To demonstrate the clinical advantages of a deep-learning image reconstruction (DLIR) in low-dose dual-energy computed tomography enterography (DECTE) by comparing images with standard-dose adaptive iterative reconstruction-Veo (ASIR-V) images. In this Institutional review board approved prospective study, 86 participants who underwent DECTE were enrolled. The early-enteric phase scan was performed using standard-dose (noise index: 8) and images were reconstructed at 5mm and 1.25mm slice thickness with ASIR-V at a level of 40% (ASIR-V40%). The late-enteric phase scan used low-dose (noise index: 12) and images were reconstructed at 1.25mm slice thickness with ASIR-V40%, and DLIR at medium (DLIR-M) and high (DLIR-H). The 70keV monochromatic images were used for image comparison and analysis. For objective assessment, image noise, artifact index, SNR and CNR were measured. For subjective assessment, subjective noise, image contrast, bowel wall sharpness, mesenteric vessel clarity, and small structure visibility were scored by two radiologists blindly. Radiation dose was compared between the early- and late-enteric phases.
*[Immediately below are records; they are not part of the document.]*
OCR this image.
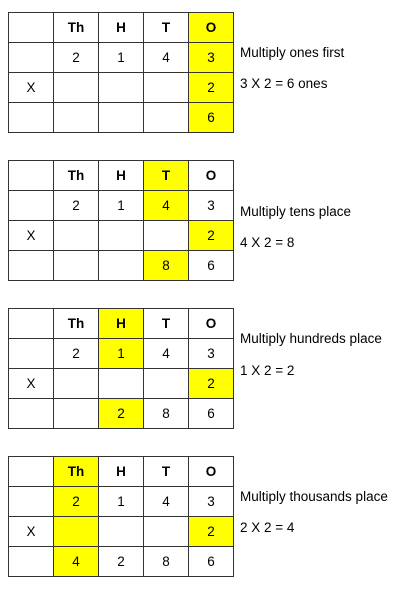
	Th	H	T	O
	2	1	4	3
X				2
				6
Multiply ones first
3 X 2 = 6 ones
	Th	H	T	O
	2	1	4	3
X				2
			8	6
Multiply tens place
4 X 2 = 8
	Th	H	T	O
	2	1	4	3
X				2
		2	8	6
Multiply hundreds place
1 X 2 = 2
	Th	H	T	O
	2	1	4	3
X				2
	4	2	8	6
Multiply thousands place
2 X 2 = 4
Radiation dose was reduced by 50% in the late-enteric phase [(6.31 ± 1.67)mSv] compared with the early-enteric phase [(3.01 ± 1.09)mSv]. For the 1.25mm images, DLIR-M and DLIR-H significantly improved both objective and subjective image quality compared to those with ASIR-V40%. The low-dose 1.25mm DLIR-H images had similar image noise, SNR, CNR values as the standard-dose 5mm ASIR-V40% images, but significantly higher scores in image contrast [5(5-5), P < 0.05], bowel wall sharpness [5(5-5), P < 0.05], mesenteric vessel clarity [5(5-5), P < 0.05] and small structure visibility [5(5-5), P < 0.05]. DLIR significantly reduces image noise at the same slice thickness, but significantly improves spatial resolution and lesion conspicuity with thinner slice thickness in DECTE, compared to conventional ASIR-V40% 5mm images, all while providing 50% radiation dose reduction.